3. a) Sinn und Zweck des OHG ist es nach dessen Art. 1, den Opfern von Straftaten wirksame Hilfe zu leisten und ihre Rechtsstellung zu verbessern. Diese Hilfe soll in erster Linie Beratung, Schutz des Opfers und Wahrung seiner Rechte im Strafverfahren sowie Entschädigung und Genugtuung umfassen (Art. 1 Abs. 1 und 2 OHG). Die vom Gesetz angestrebte Besserstellung des Opfers soll vor allem in unbürokratischer, rasch einsetzender und durch qualifizierte Fachpersonen zu erbringender wirksamer Unterstützung bestehen, mit dem Ziel der Wiedereingliederung des Opfers in die Gesellschaft und der Wiedergutmachung der negativen Folgen der Straftat (Gomm/Stein/Zehntner, Art. 1 OHG N 10). Wie die Besserstellung im einzelnen erfolgen soll, ist in den Bestimmungen des OHG konkret festgelegt. Eine über diese Vorschriften hinausgehende Privilegierung des Opfers findet im OHG keine Grundlage. Das OHG kennt keinen allgemeinen Grundsatz der Begünstigung bzw. "Meistbegünstigung" des Opfers. Vielmehr zählt Art. 1 OHG die Hilfe, welche dem Opfer gewährt werden soll, im einzelnen und abschliessend auf. Insbesondere mit Bezug auf die Verfahrensrechte werden in Art. 9 OHG Minimalstandards festgelegt, über die hinauszugehen kein Grund (und auch keine rechtliche Möglichkeit) besteht.
b) Zwar erlaubt die bundesgerichtliche Rechtsprechung dem Richter, ausnahmsweise über den Wortlaut des Gesetzes hinauszugehen, wenn feststeht, dass dessen Wortlaut den wahren Sinn einer Vorschrift nicht richtig wiedergibt (vgl. BGE 116 II 578 sowie 103 Ia 117). Ein solcher Fall ist hier aber nicht gegeben.
Der Grundgedanke von Art. 9 Abs. 1 OHG liegt darin, dass lediglich bei Zuständigkeit des Strafrichters zu einer materiellen Beurteilung eines strafbaren Verhaltens im Sinn von Art. 2 Abs. 1 OHG auch die sachliche Zuständigkeit zur Beurteilung der Zivilforderung des Opfers gegeben ist.

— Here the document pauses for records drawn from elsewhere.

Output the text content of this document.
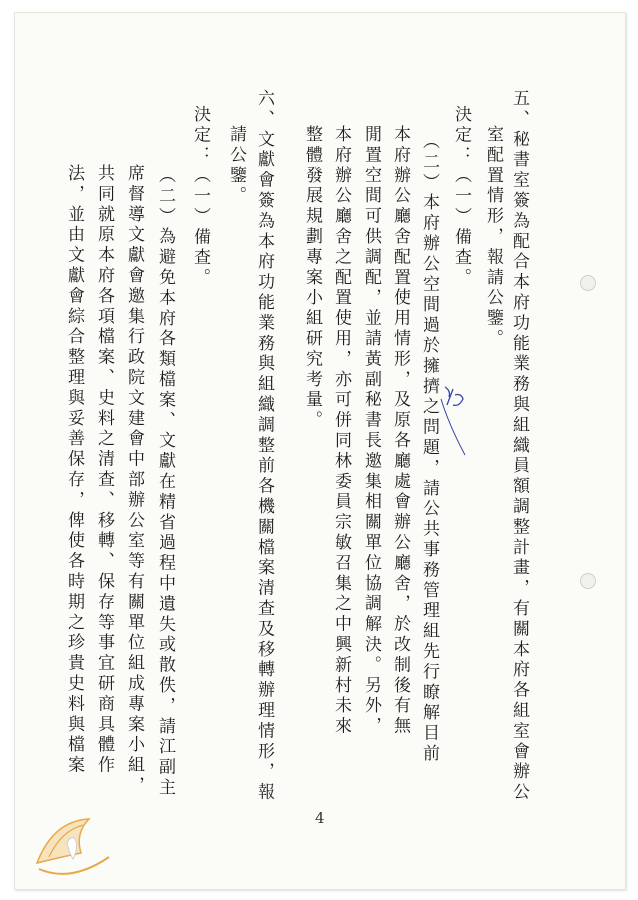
五、秘書室簽為配合本府功能業務與組織員額調整計畫，有關本府各組室會辦公
室配置情形，報請公鑒。
決定：（一）備查。
（二）本府辦公空間過於擁擠之問題，請公共事務管理組先行瞭解目前
本府辦公廳舍配置使用情形，及原各廳處會辦公廳舍，於改制後有無
閒置空間可供調配，並請黃副秘書長邀集相關單位協調解決。另外，
本府辦公廳舍之配置使用，亦可併同林委員宗敏召集之中興新村未來
整體發展規劃專案小組研究考量。
六、文獻會簽為本府功能業務與組織調整前各機關檔案清查及移轉辦理情形，報
請公鑒。
決定：（一）備查。
（二）為避免本府各類檔案、文獻在精省過程中遺失或散佚，請江副主
席督導文獻會邀集行政院文建會中部辦公室等有關單位組成專案小組，
共同就原本府各項檔案、史料之清查、移轉、保存等事宜研商具體作
法，並由文獻會綜合整理與妥善保存，俾使各時期之珍貴史料與檔案	擁擠
4
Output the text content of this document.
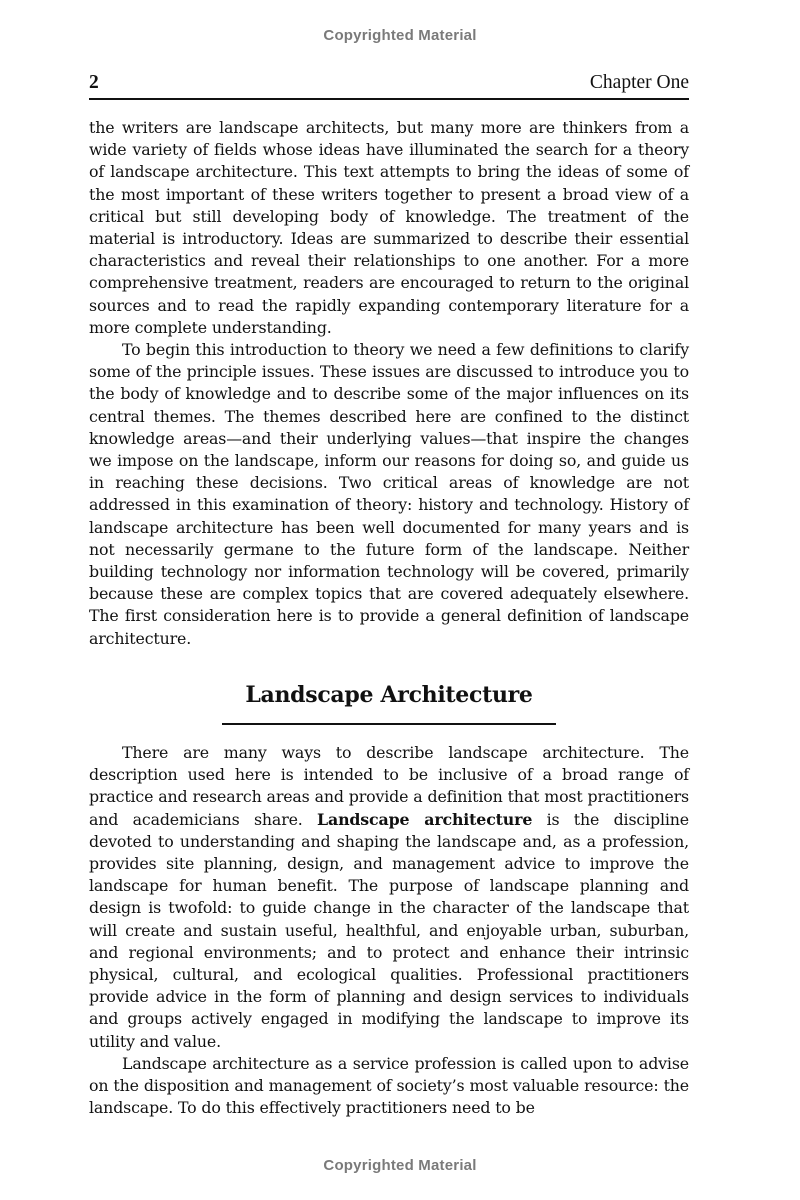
Copyrighted Material
2	Chapter One

the writers are landscape architects, but many more are thinkers from a wide variety of fields whose ideas have illuminated the search for a theory of landscape architecture. This text attempts to bring the ideas of some of the most important of these writers together to present a broad view of a critical but still developing body of knowledge. The treatment of the material is introductory. Ideas are summarized to describe their essential characteristics and reveal their relationships to one another. For a more comprehensive treatment, readers are encouraged to return to the original sources and to read the rapidly expanding contemporary literature for a more complete understanding.

To begin this introduction to theory we need a few definitions to clarify some of the principle issues. These issues are discussed to introduce you to the body of knowledge and to describe some of the major influences on its central themes. The themes described here are confined to the distinct knowledge areas—and their underlying values—that inspire the changes we impose on the landscape, inform our reasons for doing so, and guide us in reaching these decisions. Two critical areas of knowledge are not addressed in this examination of theory: history and technology. History of landscape architecture has been well documented for many years and is not necessarily germane to the future form of the landscape. Neither building technology nor information technology will be covered, primarily because these are complex topics that are covered adequately elsewhere. The first consideration here is to provide a general definition of landscape architecture.

Landscape Architecture

There are many ways to describe landscape architecture. The description used here is intended to be inclusive of a broad range of practice and research areas and provide a definition that most practitioners and academicians share. Landscape architecture is the discipline devoted to understanding and shaping the landscape and, as a profession, provides site planning, design, and management advice to improve the landscape for human benefit. The purpose of landscape planning and design is twofold: to guide change in the character of the landscape that will create and sustain useful, healthful, and enjoyable urban, suburban, and regional environments; and to protect and enhance their intrinsic physical, cultural, and ecological qualities. Professional practitioners provide advice in the form of planning and design services to individuals and groups actively engaged in modifying the landscape to improve its utility and value.

Landscape architecture as a service profession is called upon to advise on the disposition and management of society’s most valuable resource: the landscape. To do this effectively practitioners need to be

Copyrighted Material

Gemäss Gomm/Stein/Zehntner (Art. 9 OHG N 4) fehlt diese Voraussetzung beispielsweise bei Einstellung des Verfahrens zufolge eingetretener Verjährung, auch wenn die Straftat durch den Beschuldigten tatsächlich begangen worden war. Im vorliegenden Fall ist unbestritten, dass der Unfall letztlich im Verantwortlichkeitsbereich des Berufungsklägers verursacht wurde. Dem Strafrichter ist indessen auch hier eine materielle Beurteilung des strafbaren Verhaltens des Berufungsklägers verwehrt, da das Verfahren wegen der medizinisch begründeten Zurechnungsunfähigkeit mit einem Freispruch endete.
Bei dieser Situation darf der Strafrichter nicht entgegen dem Wortlaut von Art. 9 Abs. 1 OHG über die Zivilansprüche der Opfer auch nur dem Grundsatz nach befinden. Die Geschädigten haben nicht darzutun vermocht, dass der klare Wortlaut der vorgenannten Gesetzesbestimmung ihrem wahren Sinn und Zweck widersprechen würde. Weder die teleologische noch die systematische Auslegung zeitigen ein Ergebnis, welches zu einer anderen Beurteilung Anlass gäbe. In teleologischer Hinsicht ist insbesondere auch an das Interesse der Strafverfolgungsbehörden und des Beschuldigten an einer raschen Beurteilung der Straftat bzw. der Vermeidung von ungebührlichen Komplikationen und Verzögerungen des Verfahrens im Strafpunkt zu erinnern (vgl. Gomm/Stein/Zehntner, Art. 9 OHG N 2).
c) Würde der Auffassung der Vorinstanz gefolgt, könnten sich zudem erhebliche Probleme bezüglich der örtlichen und sachlichen Zuständigkeit ergeben. Es bestünde die Gefahr der Verletzung der Garantie des Wohnsitzgerichtsstands nach Art. 59 BV (vgl. Gomm/Stein/ Zehntner, Art. 9 OHG N 3; BGE 101 Ia 143 f.; BJM 1987 S. 167; SJZ 69, 1973, S. 242). Hinzu kommt, dass Art. 58 BV den Anspruch auf den verfassungsmässig zuständigen Richter schützt. Vor diesem Hintergrund betrachtet, stellt Art. 9 Abs. 1 OHG einen Eingriff in die kantonale Prozesshoheit dar. Derartige gesetzliche Bestimmungen sind nach ständiger Praxis restriktiv auszulegen. Auch unter diesem Aspekt erweist sich die Auffassung der Vorinstanz als unzutreffend.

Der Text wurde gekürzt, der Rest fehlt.